Читаем Особенности киберпреступлений в России: инструменты нападения и защиты информации полностью

В результате исследования компьютерного оборудования, носителей информации и программного обеспечения зачастую можно восстановить полную картину произошедшего. Исследование позволяет правильно квалифицировать инцидент, установить его причины и используемые злоумышленниками методы.

Поэтому предлагается провести рассмотрение некоторых типичных случаев комбинированных атак, включающих в себя применение фишинга, опираясь на анализ атакованной компьютерной техники.

Технические данные, обсуждаемые в следующих двух частях, наверное, не будут интересны всем, однако в наше время очень желательно каждому человеку иметь представление о возможностях обнаружения следов киберпреступления, чтобы не быть рабом иллюзий и мифов. За скоростью интеграции высоких технологий во все сферы жизни человека нельзя забывать о пополнении базовых знаний, тем более если это касается безопасности.

Одной из основных идей, которых придерживался автор при создании этой книги, является попытка развенчать миф о невероятной сложности для понимания неспециалистом механизмов, используемых при киберпреступлениях.

В этой главе предлагается рассмотреть и проанализировать типичные случаи комбинированной атаки на реально произошедших случаях.

Но перед началом атаки злоумышленникам требуется получить некоторую информацию об атакуемой системе пользователя.

Вообще говоря, способов легального получения технической информации об атакуемой персоне или используемой системе достаточно много. Не углубляясь здесь в эту бездну многообразия, хорошо бы обратить внимание на самые простые, но довольно интересные способы получения важной информации, используемые при подготовке к кибератаке, тем более с использованием персонализированного фишинга.

В ходе подготовки к целенаправленной атаке осуществляются изучение круга общения персоны, интересов, сфера деятельности атакуемого. Кроме этого, злоумышленникам необходимо понимать, каким программным обеспечением и устройствами пользуется жертва.

В зависимости от используемых методов авторизации, просмотра писем необходимо готовить интерфейс фишинг-движка или тип засылаемой вредоносной программы.

В частности, большое значение имеют операционная система и браузер, а также информация о способах обращения пользователя к аккаунту: посредством веб-интерфейса или почтового клиента.

Важно для злоумышленников знать, в какие периоды времени пользователь осуществляет обработку почты, а также периоды, когда обращение к почтовому адресу не производится. Электронная почта может быть синхронизирована с мобильным телефоном, и оповещения о входящих сообщениях поступают незамедлительно.

Кроме этого, собирается информация об используемых провайдерах и местах, где осуществляет подключение к сети Интернет потенциальная жертва атаки.

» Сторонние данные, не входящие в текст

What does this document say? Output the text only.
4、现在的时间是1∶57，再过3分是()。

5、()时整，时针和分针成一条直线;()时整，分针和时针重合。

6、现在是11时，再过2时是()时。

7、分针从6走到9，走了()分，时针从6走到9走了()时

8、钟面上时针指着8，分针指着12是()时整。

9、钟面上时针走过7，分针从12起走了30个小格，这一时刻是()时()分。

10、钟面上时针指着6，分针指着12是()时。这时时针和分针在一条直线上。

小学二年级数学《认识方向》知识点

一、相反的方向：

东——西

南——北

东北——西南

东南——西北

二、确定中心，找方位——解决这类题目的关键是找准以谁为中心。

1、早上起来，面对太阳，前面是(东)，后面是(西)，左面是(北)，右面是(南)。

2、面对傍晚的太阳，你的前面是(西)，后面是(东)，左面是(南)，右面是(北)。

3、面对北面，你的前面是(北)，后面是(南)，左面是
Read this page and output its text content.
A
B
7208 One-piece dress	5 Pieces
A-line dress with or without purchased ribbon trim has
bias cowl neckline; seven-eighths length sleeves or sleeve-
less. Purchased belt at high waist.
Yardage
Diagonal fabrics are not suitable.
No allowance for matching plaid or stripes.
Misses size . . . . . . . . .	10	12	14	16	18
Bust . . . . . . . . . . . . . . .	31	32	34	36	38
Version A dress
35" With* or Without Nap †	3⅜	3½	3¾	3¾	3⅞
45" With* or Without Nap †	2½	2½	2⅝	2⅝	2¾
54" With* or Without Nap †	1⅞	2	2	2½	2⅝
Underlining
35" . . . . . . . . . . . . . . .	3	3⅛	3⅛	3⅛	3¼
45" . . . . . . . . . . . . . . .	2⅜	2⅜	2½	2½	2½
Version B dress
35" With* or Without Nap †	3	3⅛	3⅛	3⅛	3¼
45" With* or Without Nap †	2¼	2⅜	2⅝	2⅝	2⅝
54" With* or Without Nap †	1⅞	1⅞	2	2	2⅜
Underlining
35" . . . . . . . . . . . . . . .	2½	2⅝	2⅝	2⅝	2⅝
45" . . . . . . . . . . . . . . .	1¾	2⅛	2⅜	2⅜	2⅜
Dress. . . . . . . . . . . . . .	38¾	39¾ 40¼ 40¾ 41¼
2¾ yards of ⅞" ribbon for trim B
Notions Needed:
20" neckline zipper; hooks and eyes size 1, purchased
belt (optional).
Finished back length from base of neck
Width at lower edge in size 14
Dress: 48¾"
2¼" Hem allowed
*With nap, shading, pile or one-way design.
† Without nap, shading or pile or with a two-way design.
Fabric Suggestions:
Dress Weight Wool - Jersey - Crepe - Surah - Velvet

Все эти сведения необходимы злоумышленнику для подготовки индивидуального фишинг-движка, подходящего для используемого жертвой компьютерного устройства, а также планирования дальнейших действий. Например, внедрения в переписку, о чем мы поговорим позже.

Рассматривать все тривиальные способы сбора информации о пользователе, которые могут быть доступны злоумышленникам, в данной книге нецелесообразно. Укажем только, что берется в расчет вся общедоступная информация: размещаемые ранее резюме, профили на разнообразных ресурсах, социальные сети, анализ фотографий и документов, сайты объявлений, знакомые и родные. Большой пласт информации может дать злоумышленникам прогон персоны по базам данных, добытых на черном рынке информационных услуг, о котором речь пойдет в заключении книги.

Необходимо особо указать несколько специфических способов, о существовании которых мало кто догадывается.

Определение браузера и операционной системы атакуемого

Допустим, злоумышленникам известен номер мобильного телефона или электронный адрес выбранной жертвы. Атакующий для подготовки атаки и сбора информации создает на совершенно любом сервере сайт (или одну страницу) с содержимым, так или иначе интересным жертве. Это не фишинг-движок, это нечто другое.

Данный ресурс создается только для сбора информации о посетителе в пассивном формате, то есть без принуждения пользователя к вводу каких-либо данных. Все необходимые данные собираются из переменных, содержащих данные об окружении.

Подобную информацию собирают счетчики посещаемости, устанавливаемые администраторами ресурсов для анализа посетителей сайта, но собираемая информация не имеет привязки к определенному лицу.

Немного теории.

User-Agent — это клиентское приложение, использующее определенный сетевой протокол. При посещении веб-сайта клиентское приложение обычно посылает веб-серверу информацию о себе. Это текстовая строка, являющаяся частью HTTP-запроса.